Gecenin bir bölümünde ve gündüzün uçlarında da tesbihte bulun ki hoşnut
olabilesin. (Taha Suresi, 129-130)
Öyleyse onların
sözleri seni hüzne kaptırmasın. Gerçekten biz, sakladıklarını da, açığa
vurduklarını da biliyoruz. (Yasin Suresi, 76)
Onların hidayete
ermesi, senin üzerinde (bir yükümlülük) değildir. Ancak Allah, dilediğini
hidayete erdirir. Hayır olarak her ne infak ederseniz, kendiniz içindir. Zaten
siz, ancak Allah'ın hoşnutluğunu istemekten başka (bir amaçla) infak etmezsiniz.
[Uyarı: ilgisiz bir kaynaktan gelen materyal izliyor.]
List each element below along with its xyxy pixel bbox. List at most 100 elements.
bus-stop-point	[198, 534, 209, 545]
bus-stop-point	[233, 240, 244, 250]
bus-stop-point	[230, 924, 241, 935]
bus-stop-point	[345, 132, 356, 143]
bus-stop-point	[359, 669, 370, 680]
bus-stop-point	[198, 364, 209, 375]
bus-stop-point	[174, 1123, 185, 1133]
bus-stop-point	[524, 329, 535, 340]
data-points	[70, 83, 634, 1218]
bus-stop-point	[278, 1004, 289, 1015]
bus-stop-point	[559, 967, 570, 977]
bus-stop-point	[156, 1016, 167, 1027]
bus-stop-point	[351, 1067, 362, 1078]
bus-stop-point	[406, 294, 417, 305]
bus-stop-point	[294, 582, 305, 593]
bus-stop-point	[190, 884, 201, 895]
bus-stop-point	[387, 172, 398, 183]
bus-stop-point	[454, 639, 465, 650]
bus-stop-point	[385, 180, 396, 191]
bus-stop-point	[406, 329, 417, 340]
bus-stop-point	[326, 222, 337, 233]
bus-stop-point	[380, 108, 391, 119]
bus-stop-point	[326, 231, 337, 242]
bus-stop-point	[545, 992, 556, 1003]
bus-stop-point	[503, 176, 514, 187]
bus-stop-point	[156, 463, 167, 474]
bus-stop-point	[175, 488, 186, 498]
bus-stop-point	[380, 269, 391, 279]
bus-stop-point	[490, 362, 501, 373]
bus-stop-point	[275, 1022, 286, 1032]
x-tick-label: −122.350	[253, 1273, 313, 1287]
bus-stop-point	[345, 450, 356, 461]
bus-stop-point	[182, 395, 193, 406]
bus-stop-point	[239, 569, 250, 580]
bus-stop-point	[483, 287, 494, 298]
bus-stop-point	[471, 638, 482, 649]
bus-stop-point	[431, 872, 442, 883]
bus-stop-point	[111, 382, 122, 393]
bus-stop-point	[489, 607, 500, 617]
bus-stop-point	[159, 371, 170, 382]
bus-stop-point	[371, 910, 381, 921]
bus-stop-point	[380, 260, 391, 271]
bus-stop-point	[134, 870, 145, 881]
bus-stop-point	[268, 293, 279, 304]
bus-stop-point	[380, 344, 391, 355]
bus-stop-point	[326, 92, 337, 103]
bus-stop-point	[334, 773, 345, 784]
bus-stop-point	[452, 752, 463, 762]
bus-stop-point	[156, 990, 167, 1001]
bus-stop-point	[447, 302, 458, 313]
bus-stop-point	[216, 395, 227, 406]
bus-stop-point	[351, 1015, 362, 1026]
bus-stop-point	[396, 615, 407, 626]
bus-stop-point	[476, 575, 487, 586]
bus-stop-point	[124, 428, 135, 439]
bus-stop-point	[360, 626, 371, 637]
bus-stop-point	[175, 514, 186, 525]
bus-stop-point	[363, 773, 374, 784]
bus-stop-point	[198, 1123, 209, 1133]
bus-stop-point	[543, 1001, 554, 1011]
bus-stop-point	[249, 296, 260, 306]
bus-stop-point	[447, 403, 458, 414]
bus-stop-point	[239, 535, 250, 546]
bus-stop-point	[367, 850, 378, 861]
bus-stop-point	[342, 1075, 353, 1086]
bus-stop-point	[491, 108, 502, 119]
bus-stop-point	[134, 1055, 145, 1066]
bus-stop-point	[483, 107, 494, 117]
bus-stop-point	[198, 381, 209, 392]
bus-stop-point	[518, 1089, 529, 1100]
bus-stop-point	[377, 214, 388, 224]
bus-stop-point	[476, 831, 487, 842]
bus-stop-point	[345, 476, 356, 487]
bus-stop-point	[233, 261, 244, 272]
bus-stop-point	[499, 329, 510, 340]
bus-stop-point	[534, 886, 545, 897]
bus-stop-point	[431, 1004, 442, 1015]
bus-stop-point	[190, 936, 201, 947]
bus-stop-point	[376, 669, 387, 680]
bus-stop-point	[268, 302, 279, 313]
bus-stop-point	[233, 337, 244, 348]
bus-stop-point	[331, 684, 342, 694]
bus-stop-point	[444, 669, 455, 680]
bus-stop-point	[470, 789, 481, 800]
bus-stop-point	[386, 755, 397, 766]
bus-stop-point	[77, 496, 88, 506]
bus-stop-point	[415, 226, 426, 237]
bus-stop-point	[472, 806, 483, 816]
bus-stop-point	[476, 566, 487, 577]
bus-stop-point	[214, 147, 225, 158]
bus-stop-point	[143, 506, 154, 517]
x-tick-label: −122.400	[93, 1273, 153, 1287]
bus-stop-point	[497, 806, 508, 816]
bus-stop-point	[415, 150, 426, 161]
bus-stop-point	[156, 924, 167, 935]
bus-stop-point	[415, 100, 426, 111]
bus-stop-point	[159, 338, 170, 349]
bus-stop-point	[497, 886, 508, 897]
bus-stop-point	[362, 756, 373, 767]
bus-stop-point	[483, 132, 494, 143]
Hayırdan her ne infak ederseniz -haksızlığa (zulme) uğratılmaksızın- size
eksiksizce ödenecektir. (Bakara Suresi, 272)
Kesin olarak
biliyoruz ki, onların söyledikleri seni gerçekten üzüyor. Doğrusu onlar, seni
yalanlamıyorlar, ancak zalimler, Allah'ın ayetlerini inkar ediyorlar. (En’am
Suresi, 33)
Sen, onlara karşı
hüzne kapılma ve kurdukları tuzaklardan dolayı sıkıntı içinde olma. (Neml
Suresi, 70)
Sen, artık Allah'a
tevekkül et; çünkü sen apaçık olan hak üzerindesin.
Çünkü gerçekten
sen, ölülere (söz) dinletemezsin ve arkasını dönüp kaçan sağırlara da çağrıyı
işittiremezsin.
Ve sen körleri
düştükleri sapıklıktan çekip hidayete erdirici değilsin; sen ancak, ayetlerimize
iman edenlere (söz) dinletebilirsin, işte müslüman olanlar bunlardır. (Neml
Suresi, 79-81)
Bunlar, apaçık
olan Kitabın ayetleridir. Onlar mü'min olmayacaklar diye neredeyse kendini
kahredeceksin (öyle mi?) Dilersek, onların üzerine gökten bir ayet (mucize)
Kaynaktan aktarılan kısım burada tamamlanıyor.